Bernardino Segundo Guerra Cofré (21 March 1916 – 21 December 1975) was a Chilean commercial engineer and politician who served as deputy.

He studied at the Commercial Institute of Arica and later completed several correspondence courses with the University of Chile, obtaining the title of Commercial Engineer in 1941.

He began his professional career as an employee of the State Railways (1936–1957) and later with the Arica–La Paz Railway (1957–1963). In this profession, he assumed trade union leadership among railway workers and employees. He became president of the Railway Employees’ Association and, in 1968, served as Secretary of Labor Conflicts of the CUT in Arica.

==Biography==
He soon joined the Liberal Party, eventually becoming its president in Barros Arana. In 1956 he served as councilman (regidor) of Arica. The northern liberals put him forward as a candidate for Deputy representing Arica, Iquique, and Pisagua, and he was elected for the 1957–1961 term. During this period, he sat on the permanent commissions of Mining and Industry, Economy and Commerce, Finance and Public Works, Interior Government, Colonization, Agriculture, Labor and Social Security, and National Defense.

He participated in the Special Commission on Telephones in 1959 and the Special Commission on Nitrate in 1961. He was also a member of the Investigative Commission into the events that occurred at the State Railways Workshop in San Bernardo in 1958.

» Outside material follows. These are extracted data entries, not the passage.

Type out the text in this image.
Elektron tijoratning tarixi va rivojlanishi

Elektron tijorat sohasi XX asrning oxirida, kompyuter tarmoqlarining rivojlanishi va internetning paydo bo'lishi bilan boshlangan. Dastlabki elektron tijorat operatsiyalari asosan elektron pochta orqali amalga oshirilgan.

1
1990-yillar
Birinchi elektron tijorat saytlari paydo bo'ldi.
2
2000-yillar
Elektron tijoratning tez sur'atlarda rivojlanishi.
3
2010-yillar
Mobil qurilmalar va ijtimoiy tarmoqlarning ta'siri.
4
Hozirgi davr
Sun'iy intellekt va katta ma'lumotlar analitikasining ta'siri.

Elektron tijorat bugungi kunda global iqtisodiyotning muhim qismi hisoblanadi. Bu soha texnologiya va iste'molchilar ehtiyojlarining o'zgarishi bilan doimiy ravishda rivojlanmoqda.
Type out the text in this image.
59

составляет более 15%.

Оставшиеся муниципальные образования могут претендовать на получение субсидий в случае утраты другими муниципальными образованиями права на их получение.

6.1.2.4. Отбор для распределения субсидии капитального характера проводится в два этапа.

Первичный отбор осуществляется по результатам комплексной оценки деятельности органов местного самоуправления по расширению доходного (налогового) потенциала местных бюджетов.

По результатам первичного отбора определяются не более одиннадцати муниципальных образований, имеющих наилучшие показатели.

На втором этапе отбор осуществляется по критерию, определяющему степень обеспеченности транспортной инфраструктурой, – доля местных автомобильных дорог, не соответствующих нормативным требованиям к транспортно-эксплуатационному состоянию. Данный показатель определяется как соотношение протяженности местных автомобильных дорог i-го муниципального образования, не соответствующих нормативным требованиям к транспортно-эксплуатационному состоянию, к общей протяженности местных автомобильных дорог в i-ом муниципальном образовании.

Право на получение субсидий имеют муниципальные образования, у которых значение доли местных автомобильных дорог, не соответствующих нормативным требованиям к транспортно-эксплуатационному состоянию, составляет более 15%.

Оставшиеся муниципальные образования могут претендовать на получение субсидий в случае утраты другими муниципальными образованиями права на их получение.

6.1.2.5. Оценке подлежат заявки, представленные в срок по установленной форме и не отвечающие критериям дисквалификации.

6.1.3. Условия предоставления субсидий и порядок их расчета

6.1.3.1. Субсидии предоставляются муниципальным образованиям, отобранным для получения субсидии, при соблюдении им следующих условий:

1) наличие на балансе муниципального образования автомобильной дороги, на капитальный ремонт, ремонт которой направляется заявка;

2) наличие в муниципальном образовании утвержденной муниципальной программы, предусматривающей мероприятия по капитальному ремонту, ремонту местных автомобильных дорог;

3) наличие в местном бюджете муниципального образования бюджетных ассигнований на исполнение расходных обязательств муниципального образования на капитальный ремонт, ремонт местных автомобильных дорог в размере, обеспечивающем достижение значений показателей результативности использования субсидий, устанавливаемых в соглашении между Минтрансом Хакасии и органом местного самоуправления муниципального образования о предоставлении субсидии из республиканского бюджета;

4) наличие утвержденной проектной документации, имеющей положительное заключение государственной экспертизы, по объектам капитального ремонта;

In 1961 he was re-elected Deputy for the 1961–1965 term, serving on the Commissions of Economy, Commerce, Roads and Public Works, Housing, and Mining and Industry. In his capacity as Deputy, he traveled to Paraguay as part of a delegation led by Senator Edgardo Barrueto.

Away from Congress during the 1965–1969 term, he dedicated himself to social activities, serving as vice president of the Arica Football Association and honorary president of several mutual aid and sports institutions in Iquique.

He took part in the founding of the National Party in 1966, created through the merger of liberals and conservatives. He returned to the Chamber of Deputies for the 1969–1973 term, representing the same departmental grouping, and was a member of the Commissions on Economy, Commerce, Housing, and Urban Development.